The history of the Poffertjes is supposed to come out of crappy tasting communion hosts used at the Catholic mass.   I mean communion wafers still do taste horrible, but they’re not meant to taste great.   In fact, there’s Canon (Church) Law that defines hosts to be made of just flour and water.   If we’re gonna go all cannibal and eat our Lord and Saviour, shouldn’t we imagine he/she would taste like the most decadent, heavenly, delicious pastry you’ve ever had (like a Sebastian’s Ube Croissant)?      Well, the Catholic Dutch did, specifically those of the highly Catholic provinces of Brabant and Limburg.   These are also the provinces where goetta’s cousin balkenbrij was born.    And, this is the area where Van Gogh painted what is considered his masterpiece – The Potato Eaters.    Dutch communion wafers tasted so bad, the lay parishioners experimented with pancake batter type recipes and eventually when they found something so tasty and delicious, it didn’t fall within the canon law parameters of communion hosts.   But these poffertjes found their way into the street food scene in the Netherlands, and even spread to neighboring Belgium to compete with their two types of Belgian waffles.

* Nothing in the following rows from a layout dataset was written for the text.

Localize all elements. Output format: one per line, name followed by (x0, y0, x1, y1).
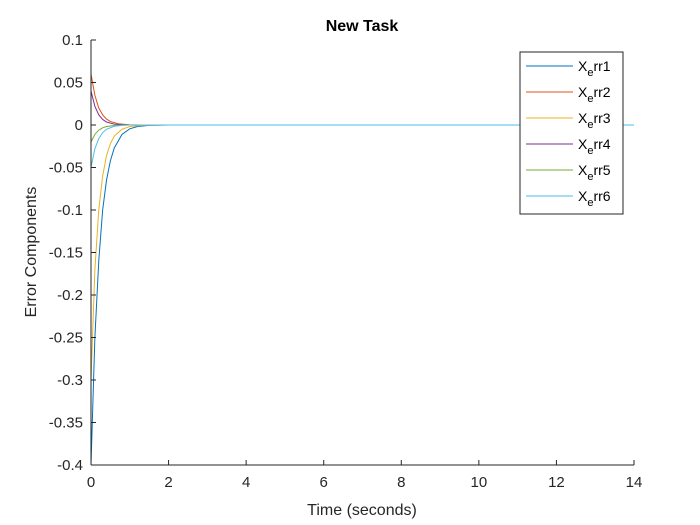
series-line-6 (90, 124, 634, 168)
y-tick-label: -0.4 (57, 457, 83, 474)
axes-layer: 0 2 4 6 8 10 12 14 0.1 0.05 0 -0.05 -0.1 -0.15 -0.2 -0.… (49, 32, 643, 491)
legend-label-4: Xerr4 (578, 136, 611, 157)
y-tick-label: -0.35 (49, 415, 83, 432)
y-tick-label: -0.15 (49, 245, 83, 262)
y-tick-label: -0.25 (49, 330, 83, 347)
x-tick-label: 0 (87, 474, 95, 491)
legend-label-3: Xerr3 (578, 110, 611, 131)
legend-box (519, 51, 624, 215)
y-tick-label: -0.2 (57, 287, 83, 304)
x-tick-label: 4 (242, 474, 250, 491)
y-tick-label: 0.05 (54, 75, 83, 92)
legend-label-2: Xerr2 (578, 84, 611, 105)
x-tick-label: 12 (548, 474, 565, 491)
x-tick-label: 6 (320, 474, 328, 491)
y-tick-label: 0.1 (62, 32, 83, 49)
x-tick-label: 8 (397, 474, 405, 491)
y-tick-label: -0.1 (57, 202, 83, 219)
y-tick-label: 0 (75, 117, 83, 134)
x-tick-label: 10 (471, 474, 488, 491)
x-tick-label: 2 (164, 474, 172, 491)
legend-label-5: Xerr5 (578, 162, 611, 183)
y-tick-label: -0.05 (49, 160, 83, 177)
chart-title: New Task (326, 18, 399, 35)
legend-label-6: Xerr6 (578, 188, 611, 209)
series-layer (90, 73, 634, 466)
x-tick-label: 14 (626, 474, 643, 491)
legend-label-1: Xerr1 (578, 58, 611, 79)
y-axis-label: Error Components (23, 187, 40, 318)
y-tick-label: -0.3 (57, 372, 83, 389)
x-axis-label: Time (seconds) (307, 502, 417, 519)
legend: Xerr1 Xerr2 Xerr3 Xerr4 Xerr5 Xerr6 (519, 51, 624, 215)
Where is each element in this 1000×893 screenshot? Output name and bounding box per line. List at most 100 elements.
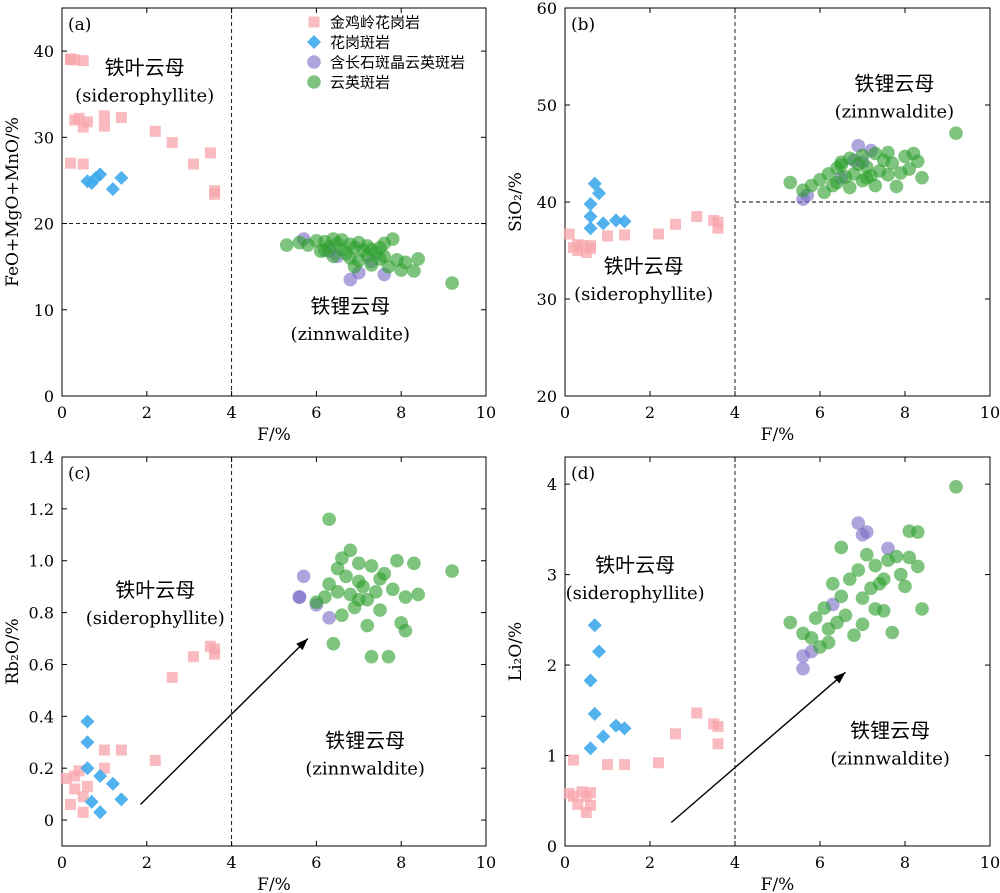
- data-point: [898, 579, 912, 594]
- data-point: [330, 585, 345, 599]
- data-point: [93, 167, 108, 182]
- data-point: [64, 799, 76, 811]
- data-point: [60, 773, 72, 785]
- legend-marker: [308, 16, 320, 28]
- x-tick-label: 10: [980, 853, 1000, 872]
- data-point: [105, 182, 120, 197]
- region-label-latin: (siderophyllite): [574, 284, 713, 305]
- data-point: [881, 145, 895, 160]
- data-point: [98, 110, 110, 122]
- data-point: [859, 170, 874, 185]
- data-point: [114, 792, 129, 807]
- y-tick-label: 4: [547, 475, 557, 494]
- series-circle: [309, 512, 459, 664]
- series-circle: [783, 480, 963, 654]
- series-diamond: [583, 176, 632, 236]
- region-label-latin: (siderophyllite): [86, 608, 225, 629]
- data-point: [868, 558, 883, 573]
- data-point: [902, 550, 917, 565]
- data-point: [653, 228, 664, 240]
- data-point: [204, 147, 216, 159]
- region-label-latin: (siderophyllite): [75, 85, 214, 106]
- data-point: [915, 170, 929, 185]
- data-point: [398, 623, 413, 638]
- data-point: [166, 137, 178, 149]
- data-point: [98, 744, 110, 756]
- data-point: [381, 649, 396, 664]
- region-label-latin: (zinnwaldite): [305, 758, 425, 779]
- data-point: [407, 264, 421, 278]
- y-tick-label: 10: [34, 301, 54, 320]
- series-square: [563, 211, 724, 258]
- data-point: [77, 806, 89, 818]
- data-point: [407, 556, 421, 571]
- x-tick-label: 6: [815, 403, 825, 422]
- data-point: [834, 589, 849, 604]
- series-diamond: [583, 618, 632, 756]
- data-point: [804, 631, 819, 645]
- data-point: [292, 590, 307, 604]
- y-axis-label: Rb₂O/%: [3, 618, 23, 684]
- x-axis-label: F/%: [761, 875, 795, 893]
- data-point: [98, 120, 110, 132]
- data-point: [187, 651, 199, 663]
- data-point: [80, 735, 95, 750]
- data-point: [296, 569, 311, 584]
- data-point: [93, 768, 108, 783]
- y-tick-label: 0.4: [29, 707, 54, 726]
- panel-d: 0 2 4 6 8 10 0 1 2 3 4 F/% Li₂O/% (d) 铁叶云母 (siderophyll…: [506, 456, 1000, 893]
- data-point: [568, 754, 579, 766]
- data-point: [64, 54, 76, 66]
- data-point: [585, 799, 596, 811]
- x-tick-label: 8: [396, 853, 406, 872]
- y-tick-label: 60: [537, 0, 557, 18]
- data-point: [855, 148, 870, 163]
- data-point: [105, 776, 120, 791]
- plot-frame: [61, 7, 487, 397]
- region-label: 铁锂云母: [325, 728, 405, 752]
- data-point: [80, 761, 95, 776]
- data-point: [825, 576, 840, 591]
- data-point: [583, 196, 598, 211]
- data-point: [910, 154, 925, 169]
- x-tick-label: 0: [57, 403, 67, 422]
- data-point: [691, 707, 703, 719]
- x-tick-label: 10: [476, 853, 496, 872]
- data-point: [335, 608, 349, 622]
- y-tick-label: 20: [537, 387, 557, 406]
- data-point: [910, 525, 925, 539]
- data-point: [851, 563, 866, 577]
- y-tick-label: 1: [547, 747, 557, 766]
- legend-label: 云英斑岩: [330, 74, 390, 92]
- data-point: [322, 512, 336, 527]
- data-point: [653, 757, 664, 769]
- data-point: [411, 252, 425, 266]
- region-label: 铁叶云母: [105, 55, 185, 79]
- data-point: [796, 661, 810, 676]
- data-point: [98, 762, 110, 774]
- x-tick-label: 2: [142, 403, 152, 422]
- y-tick-label: 30: [537, 290, 557, 309]
- data-point: [583, 673, 598, 688]
- data-point: [881, 168, 895, 182]
- data-point: [587, 618, 602, 633]
- x-tick-label: 8: [396, 403, 406, 422]
- series-circle: [279, 232, 459, 290]
- data-point: [847, 628, 861, 643]
- data-point: [411, 587, 425, 602]
- data-point: [617, 721, 632, 736]
- data-point: [881, 541, 895, 556]
- data-point: [352, 556, 366, 571]
- data-point: [885, 625, 900, 640]
- data-point: [949, 126, 963, 140]
- y-tick-label: 0.8: [29, 604, 54, 623]
- data-point: [572, 239, 584, 251]
- legend-marker: [307, 55, 321, 69]
- x-tick-label: 4: [730, 853, 740, 872]
- region-label-latin: (zinnwaldite): [291, 324, 411, 345]
- data-point: [619, 759, 630, 771]
- data-point: [279, 238, 294, 252]
- trend-arrow-head: [833, 672, 846, 684]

Poffertjes are easier to eat than Belgian waffles.   They are smaller, bite sized – no cutting knife required – and can be eaten with a toothpick.   Typically you get a plate of about 20 or so.   They can even take the same toppings as the Belgian waffles.    The simplest topping is powdered sugar, but like the American funnel cake, they can take a variety of sauces and fruit toppings.      Sour cherry sauce, strawberries, fresh berries and cream are common toppings, as are drizzles of caramel and chocolate sauce.     Some even top with maple syrup and then sprinkle with the other fun Dutch treat, sprinkles they call Hagelslag, that Dutch children put on top of buttered toast for breakfast.     There’s even a savory version of the poffertjes that includes a filling of Gouda cheese.

There’s a theatre involving the making of poffertjes that must be seen to get the whole experience and there are numerous YouTube videos to watch.    There are specialty griddles that have dimples the exact size to fill with the batter.    A vendor uses a funnel with a release button to fill each dimple individually onto a hot griddle.  By the time they’re done filling, its about time to flip each one over, which he does one by one with a small toothpick.    The speed with which they turn the little puffy pancakes over is astounding and fun to watch.    But even with the fastest, the ones flipped at the end of the griddle will be a bit browner than the first ones flipped.

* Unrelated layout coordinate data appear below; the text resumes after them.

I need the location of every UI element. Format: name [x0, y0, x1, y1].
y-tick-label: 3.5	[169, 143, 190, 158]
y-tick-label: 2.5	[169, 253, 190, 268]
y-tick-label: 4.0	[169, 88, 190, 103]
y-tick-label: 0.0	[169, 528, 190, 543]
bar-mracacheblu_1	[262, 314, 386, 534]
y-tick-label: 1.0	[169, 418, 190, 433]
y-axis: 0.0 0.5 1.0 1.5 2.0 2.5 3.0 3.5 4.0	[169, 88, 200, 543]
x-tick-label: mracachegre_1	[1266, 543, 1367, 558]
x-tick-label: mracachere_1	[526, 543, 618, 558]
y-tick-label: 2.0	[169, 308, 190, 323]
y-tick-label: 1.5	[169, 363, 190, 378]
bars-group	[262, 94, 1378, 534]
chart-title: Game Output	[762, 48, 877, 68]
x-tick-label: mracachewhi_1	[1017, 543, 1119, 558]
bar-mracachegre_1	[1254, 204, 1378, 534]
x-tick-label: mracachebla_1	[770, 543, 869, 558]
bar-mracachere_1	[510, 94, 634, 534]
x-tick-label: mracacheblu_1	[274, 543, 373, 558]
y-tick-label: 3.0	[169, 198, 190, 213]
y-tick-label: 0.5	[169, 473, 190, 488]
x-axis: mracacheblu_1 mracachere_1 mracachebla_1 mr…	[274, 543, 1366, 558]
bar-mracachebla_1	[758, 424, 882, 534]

There are several companies that make a poffertjes insert that sits in the standard sized cast iron pan so that they can be made at home.   This would be a fun treat to bring to Cincinnati for our various Oktoberfests and Germanic themed festivals.      Kids love watching their poffertjes being made in front of them.   And, not being deep fried like our standard American funnel cake, they’re a bit more heart conscious of a treat.      Look out Taste of Belgium!